19.2.2.2 Monitoring Patients and Adjusting Therapy
Following the development of the therapeutic armamentarium for Crohn’s disease, new therapeutic goals emerged during the past decade. Mucosal healing and the prevention of bowel damage are desirable and achievable. Because there is a poor correlation between clinical symptoms and objective inflammation in Crohn’s disease [37], closely monitoring a patient using biomarkers (fecal calprotectin– and protein C–reactive dosages, anti-TNF pharmacokinetics), endoscopy [38], and magnetic resonance imaging [39] identify early therapeutic changes if inflammation is not controlled.

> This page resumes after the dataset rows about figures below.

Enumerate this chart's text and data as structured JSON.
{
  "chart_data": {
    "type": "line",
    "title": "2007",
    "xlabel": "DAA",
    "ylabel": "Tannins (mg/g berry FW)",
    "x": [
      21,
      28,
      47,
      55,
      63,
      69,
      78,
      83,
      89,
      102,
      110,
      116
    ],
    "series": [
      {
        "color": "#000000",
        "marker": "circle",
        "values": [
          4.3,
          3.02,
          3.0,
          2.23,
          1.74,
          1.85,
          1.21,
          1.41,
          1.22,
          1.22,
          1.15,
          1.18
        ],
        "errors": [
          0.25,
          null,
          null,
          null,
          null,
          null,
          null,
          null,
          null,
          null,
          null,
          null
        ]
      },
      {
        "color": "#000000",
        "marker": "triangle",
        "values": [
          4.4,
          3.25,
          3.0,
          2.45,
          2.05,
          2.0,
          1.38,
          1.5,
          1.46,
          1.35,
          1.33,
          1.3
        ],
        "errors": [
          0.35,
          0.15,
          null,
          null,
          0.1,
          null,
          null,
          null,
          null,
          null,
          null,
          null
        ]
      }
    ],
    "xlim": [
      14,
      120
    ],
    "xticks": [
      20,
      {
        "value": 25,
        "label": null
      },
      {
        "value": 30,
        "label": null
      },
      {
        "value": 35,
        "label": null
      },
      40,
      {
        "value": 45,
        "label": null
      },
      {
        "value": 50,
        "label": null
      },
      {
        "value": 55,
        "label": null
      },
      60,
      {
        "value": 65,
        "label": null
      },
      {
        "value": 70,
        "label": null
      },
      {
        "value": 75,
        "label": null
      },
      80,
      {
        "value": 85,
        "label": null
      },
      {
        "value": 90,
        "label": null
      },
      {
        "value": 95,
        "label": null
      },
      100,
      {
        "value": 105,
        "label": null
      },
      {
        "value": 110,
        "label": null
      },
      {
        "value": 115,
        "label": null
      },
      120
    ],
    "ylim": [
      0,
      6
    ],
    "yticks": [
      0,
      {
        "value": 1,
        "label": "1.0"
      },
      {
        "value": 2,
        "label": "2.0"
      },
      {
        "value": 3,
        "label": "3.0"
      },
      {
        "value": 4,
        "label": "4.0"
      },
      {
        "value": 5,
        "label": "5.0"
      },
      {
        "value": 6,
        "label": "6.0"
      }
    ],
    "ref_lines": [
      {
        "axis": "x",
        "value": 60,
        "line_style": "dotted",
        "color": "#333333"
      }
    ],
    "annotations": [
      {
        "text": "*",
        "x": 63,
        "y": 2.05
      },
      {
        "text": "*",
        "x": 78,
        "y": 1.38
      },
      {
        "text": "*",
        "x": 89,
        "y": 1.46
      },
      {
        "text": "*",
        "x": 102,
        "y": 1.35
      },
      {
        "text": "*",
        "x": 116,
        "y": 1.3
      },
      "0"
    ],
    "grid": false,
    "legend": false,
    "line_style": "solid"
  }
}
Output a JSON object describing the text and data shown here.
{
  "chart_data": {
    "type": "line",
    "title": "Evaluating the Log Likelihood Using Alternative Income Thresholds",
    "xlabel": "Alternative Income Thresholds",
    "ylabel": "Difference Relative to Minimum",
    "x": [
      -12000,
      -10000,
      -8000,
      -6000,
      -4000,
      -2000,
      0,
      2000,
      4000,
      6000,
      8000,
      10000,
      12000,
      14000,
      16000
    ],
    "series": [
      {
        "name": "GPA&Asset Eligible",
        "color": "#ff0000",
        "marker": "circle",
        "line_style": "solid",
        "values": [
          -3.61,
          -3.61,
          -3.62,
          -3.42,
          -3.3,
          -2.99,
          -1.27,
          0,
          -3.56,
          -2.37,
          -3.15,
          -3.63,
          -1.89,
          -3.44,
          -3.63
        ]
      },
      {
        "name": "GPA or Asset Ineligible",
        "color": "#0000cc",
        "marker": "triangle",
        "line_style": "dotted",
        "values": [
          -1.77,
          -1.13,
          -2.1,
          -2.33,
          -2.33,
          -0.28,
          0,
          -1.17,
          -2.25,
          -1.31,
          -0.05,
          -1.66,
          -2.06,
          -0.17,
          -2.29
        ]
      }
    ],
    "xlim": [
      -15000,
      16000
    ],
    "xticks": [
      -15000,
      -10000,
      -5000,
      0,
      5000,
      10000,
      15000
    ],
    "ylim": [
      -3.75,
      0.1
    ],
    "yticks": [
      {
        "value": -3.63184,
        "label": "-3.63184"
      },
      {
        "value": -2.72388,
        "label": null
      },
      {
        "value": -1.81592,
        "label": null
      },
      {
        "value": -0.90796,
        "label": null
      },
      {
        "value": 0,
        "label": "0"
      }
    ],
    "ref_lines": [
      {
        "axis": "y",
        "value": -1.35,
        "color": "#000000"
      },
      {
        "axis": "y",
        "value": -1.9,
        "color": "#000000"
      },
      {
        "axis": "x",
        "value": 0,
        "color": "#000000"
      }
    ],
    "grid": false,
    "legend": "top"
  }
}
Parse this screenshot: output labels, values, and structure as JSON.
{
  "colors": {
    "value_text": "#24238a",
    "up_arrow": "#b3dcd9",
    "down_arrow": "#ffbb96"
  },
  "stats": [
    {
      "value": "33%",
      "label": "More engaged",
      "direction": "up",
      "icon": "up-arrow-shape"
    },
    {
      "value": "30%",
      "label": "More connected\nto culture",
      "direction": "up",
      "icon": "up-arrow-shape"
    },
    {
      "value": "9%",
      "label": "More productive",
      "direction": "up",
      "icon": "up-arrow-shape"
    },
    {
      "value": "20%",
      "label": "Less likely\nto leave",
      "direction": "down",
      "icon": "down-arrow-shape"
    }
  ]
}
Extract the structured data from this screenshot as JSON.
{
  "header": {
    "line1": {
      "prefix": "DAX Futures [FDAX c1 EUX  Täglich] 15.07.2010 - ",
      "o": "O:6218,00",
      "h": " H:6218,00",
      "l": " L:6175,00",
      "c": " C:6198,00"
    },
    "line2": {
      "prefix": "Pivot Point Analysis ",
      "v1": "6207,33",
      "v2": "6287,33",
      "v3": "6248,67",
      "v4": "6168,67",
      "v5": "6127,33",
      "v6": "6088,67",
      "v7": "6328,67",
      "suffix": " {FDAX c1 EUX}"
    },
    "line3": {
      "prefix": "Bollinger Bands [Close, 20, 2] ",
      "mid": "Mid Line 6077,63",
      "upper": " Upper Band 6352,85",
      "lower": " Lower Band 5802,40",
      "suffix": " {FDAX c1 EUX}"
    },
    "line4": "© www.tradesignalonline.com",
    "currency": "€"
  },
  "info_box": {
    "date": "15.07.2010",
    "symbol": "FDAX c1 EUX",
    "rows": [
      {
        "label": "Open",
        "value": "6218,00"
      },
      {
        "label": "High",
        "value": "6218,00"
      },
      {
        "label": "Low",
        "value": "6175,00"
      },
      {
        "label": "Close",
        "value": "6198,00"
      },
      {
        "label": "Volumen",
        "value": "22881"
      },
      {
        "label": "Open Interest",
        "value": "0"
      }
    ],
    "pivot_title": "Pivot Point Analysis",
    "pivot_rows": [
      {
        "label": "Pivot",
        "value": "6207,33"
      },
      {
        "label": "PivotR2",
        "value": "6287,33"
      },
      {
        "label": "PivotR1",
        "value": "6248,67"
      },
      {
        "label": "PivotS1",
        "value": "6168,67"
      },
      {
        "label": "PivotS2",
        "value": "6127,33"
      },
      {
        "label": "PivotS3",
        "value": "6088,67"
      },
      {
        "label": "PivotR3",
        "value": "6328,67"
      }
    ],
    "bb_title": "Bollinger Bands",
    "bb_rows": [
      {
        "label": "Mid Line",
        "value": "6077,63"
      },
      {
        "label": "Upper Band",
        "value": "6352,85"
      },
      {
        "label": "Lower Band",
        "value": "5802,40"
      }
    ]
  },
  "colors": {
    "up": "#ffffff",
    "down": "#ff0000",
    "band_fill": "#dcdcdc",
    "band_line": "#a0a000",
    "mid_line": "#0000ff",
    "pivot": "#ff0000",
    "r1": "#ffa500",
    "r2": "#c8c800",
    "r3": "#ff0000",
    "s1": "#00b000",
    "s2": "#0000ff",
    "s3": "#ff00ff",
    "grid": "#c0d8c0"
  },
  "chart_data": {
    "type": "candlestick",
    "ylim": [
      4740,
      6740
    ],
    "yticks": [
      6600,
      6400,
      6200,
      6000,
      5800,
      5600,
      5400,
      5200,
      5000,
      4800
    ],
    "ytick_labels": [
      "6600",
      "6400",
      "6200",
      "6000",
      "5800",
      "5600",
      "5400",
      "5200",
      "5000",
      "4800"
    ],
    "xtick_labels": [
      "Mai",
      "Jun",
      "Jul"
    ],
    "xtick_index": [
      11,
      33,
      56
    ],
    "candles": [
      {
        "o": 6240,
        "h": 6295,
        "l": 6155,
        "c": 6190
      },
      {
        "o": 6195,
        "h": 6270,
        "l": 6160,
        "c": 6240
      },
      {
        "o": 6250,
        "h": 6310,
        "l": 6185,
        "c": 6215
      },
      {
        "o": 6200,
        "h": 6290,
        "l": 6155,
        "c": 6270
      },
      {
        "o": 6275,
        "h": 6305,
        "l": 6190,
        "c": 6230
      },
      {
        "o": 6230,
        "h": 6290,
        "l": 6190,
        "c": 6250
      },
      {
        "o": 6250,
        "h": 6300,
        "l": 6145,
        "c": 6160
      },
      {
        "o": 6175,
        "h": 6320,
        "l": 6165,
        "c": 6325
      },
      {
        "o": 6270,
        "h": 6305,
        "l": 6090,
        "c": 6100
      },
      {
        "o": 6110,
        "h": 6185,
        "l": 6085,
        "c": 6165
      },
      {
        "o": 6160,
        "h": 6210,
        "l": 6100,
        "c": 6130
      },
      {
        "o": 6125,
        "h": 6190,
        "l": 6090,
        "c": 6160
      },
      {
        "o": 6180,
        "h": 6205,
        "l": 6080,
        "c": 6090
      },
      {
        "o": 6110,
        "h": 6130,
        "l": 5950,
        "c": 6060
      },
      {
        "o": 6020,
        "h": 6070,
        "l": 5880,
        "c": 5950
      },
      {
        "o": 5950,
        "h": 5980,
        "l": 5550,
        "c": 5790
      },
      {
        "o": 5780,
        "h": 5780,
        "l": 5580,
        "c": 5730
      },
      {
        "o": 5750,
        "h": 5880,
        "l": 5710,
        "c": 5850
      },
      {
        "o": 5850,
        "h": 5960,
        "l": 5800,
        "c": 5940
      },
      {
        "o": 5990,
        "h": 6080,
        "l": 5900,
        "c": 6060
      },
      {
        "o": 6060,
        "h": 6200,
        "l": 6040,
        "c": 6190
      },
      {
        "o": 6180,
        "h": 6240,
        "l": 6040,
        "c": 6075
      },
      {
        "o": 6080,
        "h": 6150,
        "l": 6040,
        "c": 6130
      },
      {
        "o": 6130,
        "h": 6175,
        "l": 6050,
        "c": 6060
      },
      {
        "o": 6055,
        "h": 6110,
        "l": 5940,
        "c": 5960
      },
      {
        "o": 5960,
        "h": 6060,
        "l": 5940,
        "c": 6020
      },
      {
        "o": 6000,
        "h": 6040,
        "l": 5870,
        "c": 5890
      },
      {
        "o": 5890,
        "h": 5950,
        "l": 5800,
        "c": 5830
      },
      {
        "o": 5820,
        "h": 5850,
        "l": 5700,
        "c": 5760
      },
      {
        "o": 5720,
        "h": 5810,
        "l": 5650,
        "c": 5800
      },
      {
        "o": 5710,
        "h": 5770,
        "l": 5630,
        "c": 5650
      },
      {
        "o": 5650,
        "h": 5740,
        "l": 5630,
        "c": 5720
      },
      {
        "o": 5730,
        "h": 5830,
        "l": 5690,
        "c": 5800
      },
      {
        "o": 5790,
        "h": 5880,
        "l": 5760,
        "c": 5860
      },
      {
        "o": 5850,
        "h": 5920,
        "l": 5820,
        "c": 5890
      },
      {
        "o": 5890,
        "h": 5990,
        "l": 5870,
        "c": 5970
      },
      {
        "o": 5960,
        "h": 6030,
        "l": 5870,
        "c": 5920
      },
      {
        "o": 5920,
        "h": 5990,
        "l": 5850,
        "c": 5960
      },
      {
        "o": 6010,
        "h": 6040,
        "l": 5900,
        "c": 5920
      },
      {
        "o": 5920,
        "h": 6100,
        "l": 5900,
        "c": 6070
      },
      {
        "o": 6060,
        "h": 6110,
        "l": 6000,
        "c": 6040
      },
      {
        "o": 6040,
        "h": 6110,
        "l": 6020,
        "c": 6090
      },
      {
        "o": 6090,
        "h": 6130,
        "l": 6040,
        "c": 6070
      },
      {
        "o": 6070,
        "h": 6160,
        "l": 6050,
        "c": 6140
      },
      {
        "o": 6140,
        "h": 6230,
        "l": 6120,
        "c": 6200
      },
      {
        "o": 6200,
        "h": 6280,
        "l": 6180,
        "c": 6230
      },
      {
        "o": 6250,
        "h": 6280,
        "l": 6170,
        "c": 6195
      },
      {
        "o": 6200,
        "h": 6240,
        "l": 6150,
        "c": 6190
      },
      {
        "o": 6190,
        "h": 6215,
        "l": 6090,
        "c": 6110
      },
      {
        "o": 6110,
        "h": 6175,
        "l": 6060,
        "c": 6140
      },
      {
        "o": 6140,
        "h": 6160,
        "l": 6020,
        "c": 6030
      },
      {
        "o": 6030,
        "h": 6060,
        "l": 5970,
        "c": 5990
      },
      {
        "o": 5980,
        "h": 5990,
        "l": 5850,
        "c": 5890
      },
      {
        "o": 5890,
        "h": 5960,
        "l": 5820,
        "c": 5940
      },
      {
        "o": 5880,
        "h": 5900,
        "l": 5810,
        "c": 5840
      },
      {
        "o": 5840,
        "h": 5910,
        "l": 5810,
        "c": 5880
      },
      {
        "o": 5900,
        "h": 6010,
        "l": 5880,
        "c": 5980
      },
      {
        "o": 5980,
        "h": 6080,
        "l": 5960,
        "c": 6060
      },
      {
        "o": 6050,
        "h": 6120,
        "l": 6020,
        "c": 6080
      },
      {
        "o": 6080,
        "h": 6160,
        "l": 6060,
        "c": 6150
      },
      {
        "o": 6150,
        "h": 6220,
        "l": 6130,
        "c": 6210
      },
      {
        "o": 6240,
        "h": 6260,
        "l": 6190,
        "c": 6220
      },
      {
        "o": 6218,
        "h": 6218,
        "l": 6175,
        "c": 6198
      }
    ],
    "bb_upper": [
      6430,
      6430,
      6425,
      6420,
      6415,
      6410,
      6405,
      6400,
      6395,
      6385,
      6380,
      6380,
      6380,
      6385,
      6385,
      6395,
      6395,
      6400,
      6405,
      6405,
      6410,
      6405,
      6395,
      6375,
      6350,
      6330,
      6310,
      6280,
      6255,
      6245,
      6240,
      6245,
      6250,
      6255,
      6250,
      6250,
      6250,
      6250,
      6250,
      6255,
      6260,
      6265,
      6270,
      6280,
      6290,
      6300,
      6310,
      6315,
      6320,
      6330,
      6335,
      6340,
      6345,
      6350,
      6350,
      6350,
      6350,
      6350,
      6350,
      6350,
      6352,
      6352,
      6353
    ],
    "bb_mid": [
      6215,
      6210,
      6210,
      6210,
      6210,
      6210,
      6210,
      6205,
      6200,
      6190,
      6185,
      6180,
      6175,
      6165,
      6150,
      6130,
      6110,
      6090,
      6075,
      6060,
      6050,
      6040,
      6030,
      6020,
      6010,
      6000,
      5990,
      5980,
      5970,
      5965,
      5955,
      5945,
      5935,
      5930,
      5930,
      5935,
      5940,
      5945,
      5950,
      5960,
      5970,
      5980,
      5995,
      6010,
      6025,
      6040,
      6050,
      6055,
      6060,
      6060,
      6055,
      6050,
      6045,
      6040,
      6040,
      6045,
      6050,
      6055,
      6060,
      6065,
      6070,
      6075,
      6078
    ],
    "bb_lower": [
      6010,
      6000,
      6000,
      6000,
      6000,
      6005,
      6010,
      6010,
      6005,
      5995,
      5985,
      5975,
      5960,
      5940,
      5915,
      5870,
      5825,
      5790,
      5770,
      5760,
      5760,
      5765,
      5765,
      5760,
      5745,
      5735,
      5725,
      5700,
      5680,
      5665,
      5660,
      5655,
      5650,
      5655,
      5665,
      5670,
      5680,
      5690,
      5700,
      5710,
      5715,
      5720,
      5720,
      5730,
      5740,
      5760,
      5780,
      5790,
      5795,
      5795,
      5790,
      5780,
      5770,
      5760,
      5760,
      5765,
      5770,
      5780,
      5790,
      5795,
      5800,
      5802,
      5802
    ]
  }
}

19.2.3 Preventing Postoperative Recurrence: A Special Setting
Crohn’s disease most commonly affects the terminal ileum and right colon. Despite therapeutic progress, almost 75 % of patients have surgery during their lifetime as a result of structuring or penetrating complications [40]. After bowel resection, 70–90 % of patients develop significant endoscopic postoperative recurrence on the neoterminal ileum and the anastomosis within 1 year [41], 60 % have a clinical recurrence at 10 years [42], and 70 % will undergo a new surgery at 20 years [43]. Because endoscopic recurrence predicts clinical recurrence, an endoscopic evaluation 6 months after surgery is recommended in order to start treatment early. This strategy has recently been validated by a randomized controlled trial [44]. A therapeutic algorithm for the prevention of postoperative recurrence is proposed in Fig. 19.2 [45].
Fig. 19.2
Strategy for the prevention and treatment of postoperative recurrence of Crohn’s disease (From Buisson et al. [45])
19.3 Ulcerative Colitis
19.3.1 Mild to Moderate Forms
19.3.1.1 Are Salicylates and Corticosteroids Still Cornerstones of Ulcerative Colitis Treatment?
The efficacy of 5-aminosalicylates has been demonstrated in ulcerative colitis. They remain the standard initial treatment in mild to moderate disease and the first-line maintenance therapy [46, 47]. In population studies, nearly half of patients with ulcerative colitis are controlled with 5-aminosalicylates alone. In active proctitis, topical 5-aminosalicylates administered via suppositories or enemas have also shown good efficacy – better than topical steroids – and should be given first [48, 49]. European Crohn’s Colitis Organisation (ECCO) guidelines on 5-aminosalicylate use in mild to moderate ulcerative colitis are summarized in Table 19.2 [50].